Money Habitudes is used by colleges and universities in to promote financial literacy for college students. It may be a student financial aid office running a financial aid workshop or using the tool in financial counseling sessions. It’s also used in a number of colleges’ peer financial counseling programs. And it’s used in residence life programs on financial literacy. This is, of course, in addition to financial planning and family & consumer science classes that use the materials in financial classes.
Typical ways the cards are used on campuses for student financial aid:
To hook people and get them into financial education classes. Using the Money Habitudes cards for a standalone class is an easy, fun, low-stress way to engage with college students for the first time. It may be something you can do at another event, as part of a student financial aid program, or in residence halls. Although this is an example from military dorms, it’s a similar idea.
- As the first class in a series. Often student financial aid offices teach a series like: Budgeting, Getting Banked, Credit Reports and Scores. Now, many organizations just bolt on Money Habitudes as the first class (so the budget class becomes Class #2). Using the money games, they focus on habits, attitudes, values and behaviors in Class #1. It also builds camaraderie in financial aid classes and sets a tone of fun and open sharing. And it helps people understand why they do what they do with money and allows people to set better goals.
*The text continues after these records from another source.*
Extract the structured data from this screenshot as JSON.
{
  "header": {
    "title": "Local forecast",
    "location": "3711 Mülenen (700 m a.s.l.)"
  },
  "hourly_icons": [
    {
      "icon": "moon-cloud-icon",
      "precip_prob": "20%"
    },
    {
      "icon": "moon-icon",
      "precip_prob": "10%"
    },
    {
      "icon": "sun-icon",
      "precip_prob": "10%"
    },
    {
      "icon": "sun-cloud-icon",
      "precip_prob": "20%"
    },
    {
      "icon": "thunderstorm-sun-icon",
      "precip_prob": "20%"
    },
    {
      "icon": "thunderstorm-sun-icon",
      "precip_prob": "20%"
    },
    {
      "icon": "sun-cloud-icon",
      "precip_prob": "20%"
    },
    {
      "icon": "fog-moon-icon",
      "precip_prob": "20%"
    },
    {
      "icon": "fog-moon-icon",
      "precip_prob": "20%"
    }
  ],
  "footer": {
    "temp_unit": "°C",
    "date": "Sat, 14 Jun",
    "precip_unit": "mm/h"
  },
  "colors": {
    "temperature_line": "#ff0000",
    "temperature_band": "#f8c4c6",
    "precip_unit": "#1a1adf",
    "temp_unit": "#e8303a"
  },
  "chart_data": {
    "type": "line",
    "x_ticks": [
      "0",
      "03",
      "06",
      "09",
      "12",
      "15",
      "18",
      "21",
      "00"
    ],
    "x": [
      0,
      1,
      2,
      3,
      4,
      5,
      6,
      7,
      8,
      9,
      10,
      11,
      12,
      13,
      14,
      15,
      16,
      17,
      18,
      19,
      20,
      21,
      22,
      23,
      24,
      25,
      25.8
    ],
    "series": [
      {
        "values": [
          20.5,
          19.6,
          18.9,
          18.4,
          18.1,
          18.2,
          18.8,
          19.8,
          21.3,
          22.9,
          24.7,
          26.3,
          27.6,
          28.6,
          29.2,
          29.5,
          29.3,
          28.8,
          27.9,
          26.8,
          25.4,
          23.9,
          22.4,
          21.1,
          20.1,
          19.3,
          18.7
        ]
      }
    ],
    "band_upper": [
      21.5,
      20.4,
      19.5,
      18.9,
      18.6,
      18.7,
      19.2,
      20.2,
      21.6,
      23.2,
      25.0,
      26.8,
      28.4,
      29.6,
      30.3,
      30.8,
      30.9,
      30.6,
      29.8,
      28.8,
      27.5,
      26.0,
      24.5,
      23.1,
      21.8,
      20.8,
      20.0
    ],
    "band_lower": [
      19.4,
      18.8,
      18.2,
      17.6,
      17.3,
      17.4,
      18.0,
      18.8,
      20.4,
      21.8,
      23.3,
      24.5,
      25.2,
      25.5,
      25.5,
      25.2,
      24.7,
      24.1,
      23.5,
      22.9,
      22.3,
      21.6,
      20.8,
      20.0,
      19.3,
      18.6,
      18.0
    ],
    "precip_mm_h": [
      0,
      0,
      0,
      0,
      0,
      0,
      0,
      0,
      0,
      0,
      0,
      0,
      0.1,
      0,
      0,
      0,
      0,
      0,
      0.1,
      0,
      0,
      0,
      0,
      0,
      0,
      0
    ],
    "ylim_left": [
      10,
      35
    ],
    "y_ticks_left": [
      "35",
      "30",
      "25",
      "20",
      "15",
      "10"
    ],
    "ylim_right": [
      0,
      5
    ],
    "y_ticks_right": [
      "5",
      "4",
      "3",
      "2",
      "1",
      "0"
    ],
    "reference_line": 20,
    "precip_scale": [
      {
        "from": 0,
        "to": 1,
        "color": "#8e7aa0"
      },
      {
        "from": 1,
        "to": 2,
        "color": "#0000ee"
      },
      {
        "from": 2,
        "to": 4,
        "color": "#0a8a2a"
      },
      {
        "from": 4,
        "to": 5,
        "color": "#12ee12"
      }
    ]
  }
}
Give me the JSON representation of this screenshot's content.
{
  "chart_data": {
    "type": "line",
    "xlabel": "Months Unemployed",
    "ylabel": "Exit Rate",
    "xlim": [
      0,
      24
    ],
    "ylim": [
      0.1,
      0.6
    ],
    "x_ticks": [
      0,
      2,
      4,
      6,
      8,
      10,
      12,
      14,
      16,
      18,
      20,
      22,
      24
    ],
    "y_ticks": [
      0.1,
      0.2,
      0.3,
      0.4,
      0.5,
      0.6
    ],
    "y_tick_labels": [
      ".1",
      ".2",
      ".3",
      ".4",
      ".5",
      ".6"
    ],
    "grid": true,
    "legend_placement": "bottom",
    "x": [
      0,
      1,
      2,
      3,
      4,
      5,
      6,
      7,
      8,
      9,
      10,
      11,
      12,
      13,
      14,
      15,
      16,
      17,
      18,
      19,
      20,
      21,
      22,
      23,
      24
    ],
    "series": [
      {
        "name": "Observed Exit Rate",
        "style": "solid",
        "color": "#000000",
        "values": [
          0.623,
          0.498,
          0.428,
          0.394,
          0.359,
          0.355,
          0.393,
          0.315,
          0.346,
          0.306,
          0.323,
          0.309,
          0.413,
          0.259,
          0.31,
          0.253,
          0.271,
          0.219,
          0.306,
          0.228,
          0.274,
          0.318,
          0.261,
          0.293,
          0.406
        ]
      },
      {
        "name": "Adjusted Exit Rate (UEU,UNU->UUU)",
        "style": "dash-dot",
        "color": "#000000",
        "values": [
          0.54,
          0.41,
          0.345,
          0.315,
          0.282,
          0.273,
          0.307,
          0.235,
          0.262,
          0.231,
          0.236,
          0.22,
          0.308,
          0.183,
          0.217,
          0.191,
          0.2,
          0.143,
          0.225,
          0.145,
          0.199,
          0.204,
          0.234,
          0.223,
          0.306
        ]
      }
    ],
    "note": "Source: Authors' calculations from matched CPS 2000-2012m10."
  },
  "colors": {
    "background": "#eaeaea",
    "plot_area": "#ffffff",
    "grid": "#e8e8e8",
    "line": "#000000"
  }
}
- As an icebreaker and get-to-know-you tool to be used by financial peer counselors. In short, Money Habitudes helps people talk about money. There are a number of colleges that have financial peer counseling programs like this; a great example is work being done by Red to Black at Texas Tech. This is a similar financial peer coaching case study.
- Finally, Money Habitudes cards are used a lot in financial aid training and financial literacy training sessions. This may be either for financial coaches, financial counselors, volunteers and peer coaches. It’s partly as a training to help people talk about money — always a difficult topic — relate better to clients and be more sensitive to different people who see/use money differently than they do. This relies on the money personality aspect of the cards which helps people better understand themselves and others when it comes to money.